Multimodal, Capsule, and VLM Systems

Multimodal module families

grilly.nn.multimodal includes several fusion strategies:

  • BottleneckFusion

  • PerceiverIO

  • CrossModalAttentionFusion

  • ImageBindFusion

  • PerceiverResampler

  • FlamingoFusion

  • VisionLanguageModel and VLMLayer

These modules allow cross-modal reasoning across text, vision, and other feature streams.

When to use which approach

  1. Start with BottleneckFusion when you need efficient two-stream fusion.

  2. Use PerceiverIO for variable-length multimodal input handling.
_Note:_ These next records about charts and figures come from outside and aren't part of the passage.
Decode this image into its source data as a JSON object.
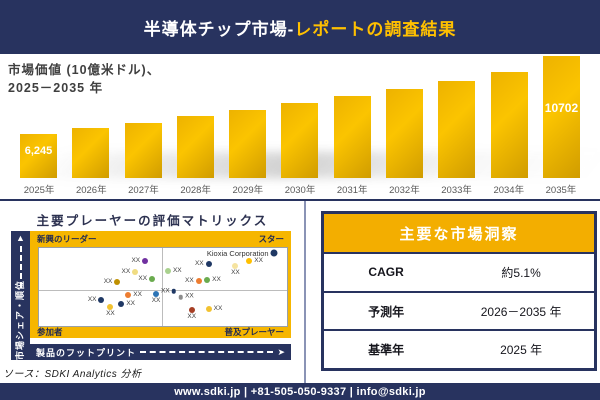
{
  "header": {
    "title_white": "半導体チップ市場-",
    "title_gold": "レポートの調査結果"
  },
  "chart_section": {
    "title_line1": "市場価値 (10億米ドル)、",
    "title_line2": "2025－2035 年"
  },
  "chart_data": [
    {
      "type": "bar",
      "title": "市場価値 (10億米ドル)、2025－2035 年",
      "categories": [
        "2025年",
        "2026年",
        "2027年",
        "2028年",
        "2029年",
        "2030年",
        "2031年",
        "2032年",
        "2033年",
        "2034年",
        "2035年"
      ],
      "values": [
        6245,
        6564,
        6898,
        7250,
        7620,
        8008,
        8417,
        8846,
        9297,
        9771,
        10702
      ],
      "bar_labels": [
        "6,245",
        "",
        "",
        "",
        "",
        "",
        "",
        "",
        "",
        "",
        "10702"
      ],
      "ylabel": "10億米ドル",
      "bar_color": "#F0B000",
      "note": "only first and last bars carry data labels; intermediate values estimated from ~5.1% CAGR bar heights"
    },
    {
      "type": "scatter",
      "title": "主要プレーヤーの評価マトリックス",
      "y_axis_label": "市場シェア・順位",
      "x_axis_label": "製品のフットプリント",
      "quadrants": {
        "top_left": "新興のリーダー",
        "top_right": "スター",
        "bottom_left": "参加者",
        "bottom_right": "普及プレーヤー"
      },
      "points": [
        {
          "label": "XX",
          "color": "#7030A0",
          "x": 42.8,
          "y": 17,
          "side": "left"
        },
        {
          "label": "XX",
          "color": "#F0DC82",
          "x": 38.8,
          "y": 31,
          "side": "left"
        },
        {
          "label": "XX",
          "color": "#BF9000",
          "x": 31.6,
          "y": 43,
          "side": "left"
        },
        {
          "label": "XX",
          "color": "#6AAB4E",
          "x": 45.6,
          "y": 39.5,
          "side": "left"
        },
        {
          "label": "XX",
          "color": "#ED7D31",
          "x": 36,
          "y": 60,
          "side": "right"
        },
        {
          "label": "XX",
          "color": "#2E75B6",
          "x": 47.2,
          "y": 58.5,
          "side": "below"
        },
        {
          "label": "XX",
          "color": "#1F3864",
          "x": 25.2,
          "y": 66.5,
          "side": "left"
        },
        {
          "label": "XX",
          "color": "#1F3864",
          "x": 33.2,
          "y": 71.5,
          "side": "right"
        },
        {
          "label": "XX",
          "color": "#F2C230",
          "x": 28.8,
          "y": 75.5,
          "side": "below"
        },
        {
          "label": "XX",
          "color": "#A9D18E",
          "x": 52,
          "y": 29.5,
          "side": "right"
        },
        {
          "label": "XX",
          "color": "#1F3864",
          "x": 68.4,
          "y": 20,
          "side": "left"
        },
        {
          "label": "XX",
          "color": "#F5E3A0",
          "x": 79.2,
          "y": 23.5,
          "side": "below"
        },
        {
          "label": "XX",
          "color": "#FFC000",
          "x": 84.8,
          "y": 17,
          "side": "right"
        },
        {
          "label": "XX",
          "color": "#ED7D31",
          "x": 64.4,
          "y": 42.5,
          "side": "left"
        },
        {
          "label": "XX",
          "color": "#6AAB4E",
          "x": 67.8,
          "y": 41.5,
          "side": "right"
        },
        {
          "label": "Kioxia Corporation",
          "color": "#1F3864",
          "x": 94.8,
          "y": 7,
          "side": "left",
          "big_label": true
        },
        {
          "label": "XX",
          "color": "#1F3864",
          "x": 54.4,
          "y": 55.5,
          "side": "left",
          "small": true
        },
        {
          "label": "XX",
          "color": "#8C8C8C",
          "x": 57.2,
          "y": 63,
          "side": "right",
          "small": true
        },
        {
          "label": "XX",
          "color": "#A63E24",
          "x": 61.6,
          "y": 79,
          "side": "below"
        },
        {
          "label": "XX",
          "color": "#F2C230",
          "x": 68.4,
          "y": 78,
          "side": "right"
        }
      ]
    }
  ],
  "insights": {
    "title": "主要な市場洞察",
    "rows": [
      {
        "label": "CAGR",
        "value": "約5.1%"
      },
      {
        "label": "予測年",
        "value": "2026－2035 年"
      },
      {
        "label": "基準年",
        "value": "2025 年"
      }
    ]
  },
  "source": "ソース：SDKI Analytics 分析",
  "footer": "www.sdki.jp | +81-505-050-9337 | info@sdki.jp",
  "colors": {
    "navy": "#28335F",
    "gold": "#F6B600",
    "bar_gold": "#F0B000",
    "header_text_gold": "#FFC000",
    "chart_text": "#3F3F3F",
    "axis_text": "#595959"
  }
}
  3. Use VisionLanguageModel stack when building end-to-end VLM-style systems.

Design choices

The multimodal subsystem is intentionally pluralistic:

  1. Multiple fusion architectures are provided because no single strategy wins across all modality/sequence regimes.

  2. Bottleneck and resampler options target memory/compute efficiency.

  3. VLM-oriented layers are exposed alongside lower-level fusion blocks so teams can choose between rapid assembly and custom architecture work.

Example: simple multimodal fusion

import numpy as np
import grilly.nn as nn

fusion = nn.BottleneckFusion(d_model=256, num_bottlenecks=32, num_heads=8)

vision = np.random.randn(2, 64, 256).astype(np.float32)
text = np.random.randn(2, 32, 256).astype(np.float32)

fused = fusion(vision, text)
print(fused.shape)

Design considerations

  • Keep modality embeddings in compatible dimensions before fusion.

  • Monitor sequence lengths because attention cost still scales with token counts.

  • Use pooling or resampling to reduce large modality streams early.